Because cardiac abnormalities may persist in COVID-19 patients after viral clearance is achieved, or even arise in the chronic phase of disease, evaluation of cardiac structure and function in patients who recover from clinically relevant illness is of great importance. The present study was conducted during the pandemic peak in a geographic area of northeast Italy that has faced a slightly lower burden of infectivity, morbidity, and mortality than other regions in this country. However, during the study period mortality among COVID-19 patients who were admitted to our hospital with severe illness was 55%. Notably, the characteristics of patients included in our analysis overlap those that have been reported in much larger case series of patients with COVID-19 [31]. Consistent with previous descriptions of disease, our patients with severe COVID-19 were more frequently males, had lower lymphocyte count, and higher serum values of C-reactive protein, lactate dehydrogenase, procalcitonin, D-dimer, and interleukin 6 than patients with mild-to-moderate COVID-19 [2]. Therefore, despite the important limitation due to the small size of our study, these findings could be reasonably generalized to all subjects that recover from COVID-19.
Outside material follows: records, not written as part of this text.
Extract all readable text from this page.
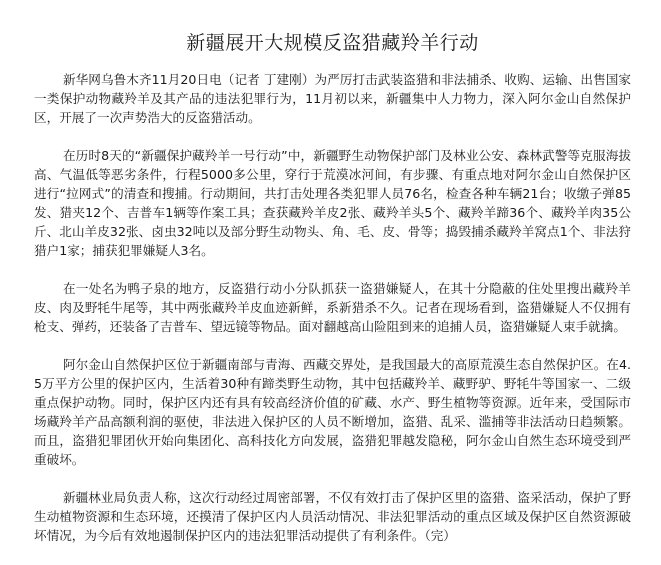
新疆展开大规模反盗猎藏羚羊行动

新华网乌鲁木齐11月20日电（记者 丁建刚）为严厉打击武装盗猎和非法捕杀、收购、运输、出售国家一类保护动物藏羚羊及其产品的违法犯罪行为，11月初以来，新疆集中人力物力，深入阿尔金山自然保护区，开展了一次声势浩大的反盗猎活动。

在历时8天的“新疆保护藏羚羊一号行动”中，新疆野生动物保护部门及林业公安、森林武警等克服海拔高、气温低等恶劣条件，行程5000多公里，穿行于荒漠冰河间，有步骤、有重点地对阿尔金山自然保护区进行“拉网式”的清查和搜捕。行动期间，共打击处理各类犯罪人员76名，检查各种车辆21台；收缴子弹85发、猎夹12个、吉普车1辆等作案工具；查获藏羚羊皮2张、藏羚羊头5个、藏羚羊蹄36个、藏羚羊肉35公斤、北山羊皮32张、卤虫32吨以及部分野生动物头、角、毛、皮、骨等；捣毁捕杀藏羚羊窝点1个、非法狩猎户1家；捕获犯罪嫌疑人3名。

在一处名为鸭子泉的地方，反盗猎行动小分队抓获一盗猎嫌疑人，在其十分隐蔽的住处里搜出藏羚羊皮、肉及野牦牛尾等，其中两张藏羚羊皮血迹新鲜，系新猎杀不久。记者在现场看到，盗猎嫌疑人不仅拥有枪支、弹药，还装备了吉普车、望远镜等物品。面对翻越高山险阻到来的追捕人员，盗猎嫌疑人束手就擒。

阿尔金山自然保护区位于新疆南部与青海、西藏交界处，是我国最大的高原荒漠生态自然保护区。在4.5万平方公里的保护区内，生活着30种有蹄类野生动物，其中包括藏羚羊、藏野驴、野牦牛等国家一、二级重点保护动物。同时，保护区内还有具有较高经济价值的矿藏、水产、野生植物等资源。近年来，受国际市场藏羚羊产品高额利润的驱使，非法进入保护区的人员不断增加，盗猎、乱采、滥捕等非法活动日趋频繁。而且，盗猎犯罪团伙开始向集团化、高科技化方向发展，盗猎犯罪越发隐秘，阿尔金山自然生态环境受到严重破坏。

新疆林业局负责人称，这次行动经过周密部署，不仅有效打击了保护区里的盗猎、盗采活动，保护了野生动植物资源和生态环境，还摸清了保护区内人员活动情况、非法犯罪活动的重点区域及保护区自然资源破坏情况，为今后有效地遏制保护区内的违法犯罪活动提供了有利条件。（完）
Additional limitations of our study should be highlighted. First, lack of echocardiographic measurements obtained during the hospital stay in the acute phase of COVID-19 does not allow any longitudinal assessment of cardiac changes. Second, inclusion of consecutive COVID-19 patients who attended the follow-up visits might have led to a selection bias that occurs almost inevitably in observational studies. Third, although the matching process of control subjects was accurate for demographic and clinical variables, uncontrolled confounders might have affected the final results. For instance, significant differences in the frequency of use of antivirals and interleukin-6 antagonists between patients with mild-to-moderate and severe COVID-19 could have affected the cardiac outcome. Last, because data were collected after a median of 6 weeks after COVID-19 diagnosis, these do not provide information on the cardiac outcome of infection in a longer time span.

In conclusion, in this study we did not identify structural or functional abnormalities in the heart of survivors of COVID-19 more than a month after the first detection of infection. No abnormalities were also observed in the heart of patients who recovered from severe COVID-19. These findings suggest that patients who recover from COVID-19 do not have considerable cardiac sequelae, but this evidence needs to be further investigated in larger and longer-term studies.